Filistinli genç bir kızın dövülerek öldürüldüğü anlarda attığı çığlıkları ortaya çıkaran ses kaydı, sosyal medya kullanıcıları arasında şok ve öfkeye neden oldu.
Ölümünün ardından arkadaşları tarafından aktarılanlara göre Beytu’l Lahm bölgesinde yer alan Beytu’l Sahur kasabasında yaşayan Filistinli İsra Nasır Garib (21), kendisiyle evlenmek isteyen bir genç ile çektiği videosunu sosyal medya hesabında yayınlamasının ardından ölümüne yol açan aile içi şiddete maruz kaldı.
Filistin polis sözcüsü Louay Arzikat, Beytu’l Lahm Başsavcılığı’nın, genç kızın cesedinin Beyt Cala Devlet Hastanesi'ne gelmesinin ardından İsra Nadır Garib’in ölümüne ilişkin soruşturma başlattığını açıkladı.
Genç kızın cesedinin otopsi yapılmak üzere adli tıpa gönderildiğini aktaran Arzikat, “Savcılık tanık ifadelerini dinlemeye ve kanıtları toplamaya başladı. Davaya ilişkin soruşturma hala devam ediyor.

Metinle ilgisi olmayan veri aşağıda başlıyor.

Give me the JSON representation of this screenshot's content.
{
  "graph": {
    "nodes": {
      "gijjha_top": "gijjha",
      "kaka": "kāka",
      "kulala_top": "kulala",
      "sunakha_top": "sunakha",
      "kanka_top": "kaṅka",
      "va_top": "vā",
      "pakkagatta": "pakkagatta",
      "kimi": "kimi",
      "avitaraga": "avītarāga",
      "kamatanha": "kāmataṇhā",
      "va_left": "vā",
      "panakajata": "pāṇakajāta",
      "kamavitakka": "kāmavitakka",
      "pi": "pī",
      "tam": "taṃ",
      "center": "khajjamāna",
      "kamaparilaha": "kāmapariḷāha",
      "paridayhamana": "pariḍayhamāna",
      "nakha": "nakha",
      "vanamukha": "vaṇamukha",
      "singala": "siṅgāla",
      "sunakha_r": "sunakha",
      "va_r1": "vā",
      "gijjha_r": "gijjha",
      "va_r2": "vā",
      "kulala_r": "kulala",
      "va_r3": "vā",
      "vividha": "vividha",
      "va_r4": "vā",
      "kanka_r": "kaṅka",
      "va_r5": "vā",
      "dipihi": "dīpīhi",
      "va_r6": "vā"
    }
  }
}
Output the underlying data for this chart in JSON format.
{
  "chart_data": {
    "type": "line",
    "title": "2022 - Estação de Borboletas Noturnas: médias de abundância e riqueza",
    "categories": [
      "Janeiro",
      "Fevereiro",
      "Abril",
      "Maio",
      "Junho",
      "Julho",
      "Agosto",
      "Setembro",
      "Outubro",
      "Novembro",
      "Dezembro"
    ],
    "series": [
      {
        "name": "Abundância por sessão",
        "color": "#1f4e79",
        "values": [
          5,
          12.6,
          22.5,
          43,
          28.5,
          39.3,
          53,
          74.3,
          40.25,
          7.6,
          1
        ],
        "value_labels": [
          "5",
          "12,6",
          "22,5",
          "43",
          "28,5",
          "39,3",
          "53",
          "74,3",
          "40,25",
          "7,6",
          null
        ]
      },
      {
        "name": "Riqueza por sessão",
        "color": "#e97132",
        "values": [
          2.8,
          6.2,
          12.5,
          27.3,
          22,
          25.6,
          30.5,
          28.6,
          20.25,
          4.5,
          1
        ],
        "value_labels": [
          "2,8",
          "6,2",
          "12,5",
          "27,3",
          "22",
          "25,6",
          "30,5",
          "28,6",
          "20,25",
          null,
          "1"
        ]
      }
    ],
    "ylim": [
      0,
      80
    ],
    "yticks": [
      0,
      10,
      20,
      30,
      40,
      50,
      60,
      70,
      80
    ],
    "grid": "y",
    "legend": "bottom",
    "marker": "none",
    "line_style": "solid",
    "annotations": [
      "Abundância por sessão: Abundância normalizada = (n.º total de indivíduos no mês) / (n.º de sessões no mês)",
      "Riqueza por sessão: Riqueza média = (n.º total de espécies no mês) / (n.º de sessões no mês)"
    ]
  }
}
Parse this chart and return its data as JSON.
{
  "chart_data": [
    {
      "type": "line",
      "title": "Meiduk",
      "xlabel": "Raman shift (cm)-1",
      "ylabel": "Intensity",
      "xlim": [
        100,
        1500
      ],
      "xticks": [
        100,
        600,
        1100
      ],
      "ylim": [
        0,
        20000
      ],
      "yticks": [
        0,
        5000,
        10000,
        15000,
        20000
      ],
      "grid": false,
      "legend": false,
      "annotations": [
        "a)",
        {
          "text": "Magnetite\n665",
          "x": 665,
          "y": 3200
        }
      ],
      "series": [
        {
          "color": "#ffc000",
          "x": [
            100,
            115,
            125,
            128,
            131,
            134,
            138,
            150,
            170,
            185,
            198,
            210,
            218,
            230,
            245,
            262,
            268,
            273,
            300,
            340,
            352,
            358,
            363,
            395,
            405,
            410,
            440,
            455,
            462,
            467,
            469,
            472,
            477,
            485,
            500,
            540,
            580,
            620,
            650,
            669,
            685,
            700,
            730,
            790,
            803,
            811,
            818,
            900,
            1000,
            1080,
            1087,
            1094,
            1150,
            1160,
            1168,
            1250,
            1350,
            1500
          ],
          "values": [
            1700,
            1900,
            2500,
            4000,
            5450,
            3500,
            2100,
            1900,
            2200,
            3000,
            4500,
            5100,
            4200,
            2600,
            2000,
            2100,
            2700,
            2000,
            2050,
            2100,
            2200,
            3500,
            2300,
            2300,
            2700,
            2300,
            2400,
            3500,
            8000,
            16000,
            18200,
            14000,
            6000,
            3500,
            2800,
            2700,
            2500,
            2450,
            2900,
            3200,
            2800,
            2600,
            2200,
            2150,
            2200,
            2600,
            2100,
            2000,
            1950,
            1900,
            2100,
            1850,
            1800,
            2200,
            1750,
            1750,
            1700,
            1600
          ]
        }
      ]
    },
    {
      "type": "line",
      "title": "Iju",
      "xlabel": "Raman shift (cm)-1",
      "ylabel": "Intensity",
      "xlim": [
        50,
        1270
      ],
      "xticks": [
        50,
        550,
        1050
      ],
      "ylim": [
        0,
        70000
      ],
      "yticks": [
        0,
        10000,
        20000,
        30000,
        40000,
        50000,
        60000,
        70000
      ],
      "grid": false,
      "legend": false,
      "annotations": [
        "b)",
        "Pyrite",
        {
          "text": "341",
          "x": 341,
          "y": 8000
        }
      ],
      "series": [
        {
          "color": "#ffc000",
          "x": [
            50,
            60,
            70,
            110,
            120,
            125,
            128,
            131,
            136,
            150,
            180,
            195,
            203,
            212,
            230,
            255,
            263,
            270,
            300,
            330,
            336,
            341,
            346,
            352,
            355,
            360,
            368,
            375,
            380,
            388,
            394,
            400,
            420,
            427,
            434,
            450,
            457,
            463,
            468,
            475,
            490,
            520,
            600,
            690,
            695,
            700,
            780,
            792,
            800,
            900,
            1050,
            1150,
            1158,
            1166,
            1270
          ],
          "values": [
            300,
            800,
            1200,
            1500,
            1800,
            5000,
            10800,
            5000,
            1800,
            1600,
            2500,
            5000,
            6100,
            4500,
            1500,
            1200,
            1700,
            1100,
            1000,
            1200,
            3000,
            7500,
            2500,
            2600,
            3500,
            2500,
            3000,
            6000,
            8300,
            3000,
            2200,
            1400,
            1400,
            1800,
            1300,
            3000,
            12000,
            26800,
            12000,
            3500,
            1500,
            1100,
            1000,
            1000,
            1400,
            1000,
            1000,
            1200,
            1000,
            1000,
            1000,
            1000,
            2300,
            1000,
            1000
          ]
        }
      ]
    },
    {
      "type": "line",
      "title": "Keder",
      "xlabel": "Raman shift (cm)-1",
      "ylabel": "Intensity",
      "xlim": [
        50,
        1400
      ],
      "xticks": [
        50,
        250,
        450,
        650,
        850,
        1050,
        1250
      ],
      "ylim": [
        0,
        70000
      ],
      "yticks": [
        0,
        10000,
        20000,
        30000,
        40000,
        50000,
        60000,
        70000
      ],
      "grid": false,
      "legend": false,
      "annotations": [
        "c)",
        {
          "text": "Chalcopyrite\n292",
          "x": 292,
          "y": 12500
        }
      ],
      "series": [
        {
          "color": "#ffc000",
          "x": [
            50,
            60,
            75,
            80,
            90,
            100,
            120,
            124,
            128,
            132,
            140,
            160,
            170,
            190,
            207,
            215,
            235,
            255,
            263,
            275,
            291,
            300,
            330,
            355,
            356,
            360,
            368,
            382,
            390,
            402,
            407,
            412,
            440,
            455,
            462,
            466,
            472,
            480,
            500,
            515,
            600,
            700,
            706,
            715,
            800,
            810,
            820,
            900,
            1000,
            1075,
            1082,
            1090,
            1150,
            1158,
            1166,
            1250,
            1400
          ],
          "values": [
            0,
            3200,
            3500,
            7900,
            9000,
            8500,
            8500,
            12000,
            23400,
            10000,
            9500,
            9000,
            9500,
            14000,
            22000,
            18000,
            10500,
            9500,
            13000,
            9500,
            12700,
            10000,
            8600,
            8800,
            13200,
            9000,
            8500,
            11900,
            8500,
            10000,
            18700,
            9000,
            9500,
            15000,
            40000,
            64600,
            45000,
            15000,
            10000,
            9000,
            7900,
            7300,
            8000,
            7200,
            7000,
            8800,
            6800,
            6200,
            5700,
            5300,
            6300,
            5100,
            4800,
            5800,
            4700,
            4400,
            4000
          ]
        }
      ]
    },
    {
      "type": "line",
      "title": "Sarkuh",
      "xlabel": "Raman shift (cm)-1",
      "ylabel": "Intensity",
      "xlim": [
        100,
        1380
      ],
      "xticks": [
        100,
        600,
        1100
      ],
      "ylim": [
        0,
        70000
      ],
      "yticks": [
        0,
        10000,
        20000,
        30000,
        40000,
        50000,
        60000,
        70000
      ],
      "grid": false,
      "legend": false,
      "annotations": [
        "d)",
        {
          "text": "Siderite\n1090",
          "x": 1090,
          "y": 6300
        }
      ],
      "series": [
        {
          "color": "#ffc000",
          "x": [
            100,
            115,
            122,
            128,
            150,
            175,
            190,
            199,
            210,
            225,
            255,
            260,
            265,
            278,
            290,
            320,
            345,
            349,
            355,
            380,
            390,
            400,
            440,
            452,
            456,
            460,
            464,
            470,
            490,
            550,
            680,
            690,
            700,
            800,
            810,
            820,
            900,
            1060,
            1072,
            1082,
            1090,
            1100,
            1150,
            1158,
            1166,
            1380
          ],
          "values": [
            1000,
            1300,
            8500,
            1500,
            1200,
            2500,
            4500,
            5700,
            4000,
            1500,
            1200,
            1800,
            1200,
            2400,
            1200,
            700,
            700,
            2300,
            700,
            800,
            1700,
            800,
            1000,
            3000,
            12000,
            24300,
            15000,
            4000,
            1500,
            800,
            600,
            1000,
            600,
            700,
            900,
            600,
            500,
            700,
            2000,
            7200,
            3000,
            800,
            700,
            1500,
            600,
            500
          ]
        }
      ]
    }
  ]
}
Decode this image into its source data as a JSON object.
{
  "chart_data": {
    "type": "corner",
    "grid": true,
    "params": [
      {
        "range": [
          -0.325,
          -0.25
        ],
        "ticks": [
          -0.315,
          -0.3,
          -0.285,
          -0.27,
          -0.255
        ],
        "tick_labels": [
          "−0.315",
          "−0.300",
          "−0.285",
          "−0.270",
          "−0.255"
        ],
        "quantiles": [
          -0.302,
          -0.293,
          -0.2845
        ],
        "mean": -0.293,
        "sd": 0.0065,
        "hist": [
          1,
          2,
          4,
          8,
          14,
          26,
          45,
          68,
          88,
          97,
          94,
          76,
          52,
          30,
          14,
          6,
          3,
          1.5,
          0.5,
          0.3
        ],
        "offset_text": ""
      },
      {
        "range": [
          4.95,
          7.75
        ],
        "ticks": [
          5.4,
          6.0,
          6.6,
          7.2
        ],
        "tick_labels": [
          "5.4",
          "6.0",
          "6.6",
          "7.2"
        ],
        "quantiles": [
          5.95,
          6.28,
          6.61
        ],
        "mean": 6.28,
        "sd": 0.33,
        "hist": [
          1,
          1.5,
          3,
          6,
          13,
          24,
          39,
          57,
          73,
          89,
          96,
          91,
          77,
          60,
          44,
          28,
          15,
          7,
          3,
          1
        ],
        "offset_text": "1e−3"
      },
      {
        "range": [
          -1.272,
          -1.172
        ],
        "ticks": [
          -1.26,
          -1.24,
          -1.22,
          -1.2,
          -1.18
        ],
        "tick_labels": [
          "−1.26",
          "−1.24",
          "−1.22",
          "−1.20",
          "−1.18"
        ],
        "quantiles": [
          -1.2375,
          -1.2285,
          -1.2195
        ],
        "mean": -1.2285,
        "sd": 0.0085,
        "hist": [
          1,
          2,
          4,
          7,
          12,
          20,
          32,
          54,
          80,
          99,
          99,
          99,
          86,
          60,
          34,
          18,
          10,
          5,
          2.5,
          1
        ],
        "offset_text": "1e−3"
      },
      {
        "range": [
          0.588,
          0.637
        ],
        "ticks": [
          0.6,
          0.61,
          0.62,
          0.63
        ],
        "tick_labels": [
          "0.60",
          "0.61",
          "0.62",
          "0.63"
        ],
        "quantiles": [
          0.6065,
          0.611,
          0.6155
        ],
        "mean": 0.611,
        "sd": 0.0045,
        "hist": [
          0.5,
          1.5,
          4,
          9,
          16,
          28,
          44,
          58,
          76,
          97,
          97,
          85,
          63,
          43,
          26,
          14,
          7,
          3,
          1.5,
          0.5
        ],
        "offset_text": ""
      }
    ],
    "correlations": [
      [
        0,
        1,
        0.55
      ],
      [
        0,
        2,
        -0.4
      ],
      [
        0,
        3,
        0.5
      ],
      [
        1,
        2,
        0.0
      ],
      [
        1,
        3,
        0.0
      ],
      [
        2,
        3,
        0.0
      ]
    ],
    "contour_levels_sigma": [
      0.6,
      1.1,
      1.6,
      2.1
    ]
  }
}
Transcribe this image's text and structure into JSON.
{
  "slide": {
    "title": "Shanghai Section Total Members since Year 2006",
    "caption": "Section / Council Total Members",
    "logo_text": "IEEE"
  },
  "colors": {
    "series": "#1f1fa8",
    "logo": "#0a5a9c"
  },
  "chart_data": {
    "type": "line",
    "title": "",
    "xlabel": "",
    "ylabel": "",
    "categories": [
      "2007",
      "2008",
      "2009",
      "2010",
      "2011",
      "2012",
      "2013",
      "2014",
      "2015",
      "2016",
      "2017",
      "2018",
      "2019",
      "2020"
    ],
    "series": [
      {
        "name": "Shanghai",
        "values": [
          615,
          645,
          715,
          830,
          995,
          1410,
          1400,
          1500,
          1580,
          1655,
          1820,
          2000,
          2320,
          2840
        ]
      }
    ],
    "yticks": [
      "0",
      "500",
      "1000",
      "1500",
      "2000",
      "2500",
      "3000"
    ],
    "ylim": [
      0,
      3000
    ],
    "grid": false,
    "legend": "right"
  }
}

Bu nedenle adli rapor henüz yayınlanmadı” dedi.
Sözcü, vatandaşların, konuyla ilgili herhangi bir bilgi veya ayrıntıyı medya ya da sosyal paylaşım siteleri aracılığıyla yayınlamamalarını isteyerek, savcılığın gerçeği ve adaleti gösterecek herhangi bir bilgiyi ciddiye almaya açık olduğunu vurguladı.
Sosyal medya kullanıcıları ve kadın haklarını destekleyen kurumlar ‘Hepimiz İsra Garib’iz’ etiketi ile konuyu gündeme getirerek, genç kızın babası ve erkek kardeşleri tarafından kötü muamele gördüğü ve öldüresiye dövüldüğünü ifade etti.
Güzellik uzmanı olan İsra, geçtiğimiz ayın başında Instagram hesabından fotoğraflarını paylaşarak, omurgasından yaralandığını ve ameliyat geçireceği için iki ay çalışamayacağını yazdı.
Ölümünden sonra arkadaşları, annesinin izniyle, kendisiyle evlenmek isteyen gençle buluşmaya ablası ile birlikte gitmesi ve burada genç erkekle kısa bir video çekip Instagram hesabında paylaşmasının ardından babası, erkek kardeşleri ve ablasının eşi tarafından ciddi bir şekilde dövüldüğünü bildirdi.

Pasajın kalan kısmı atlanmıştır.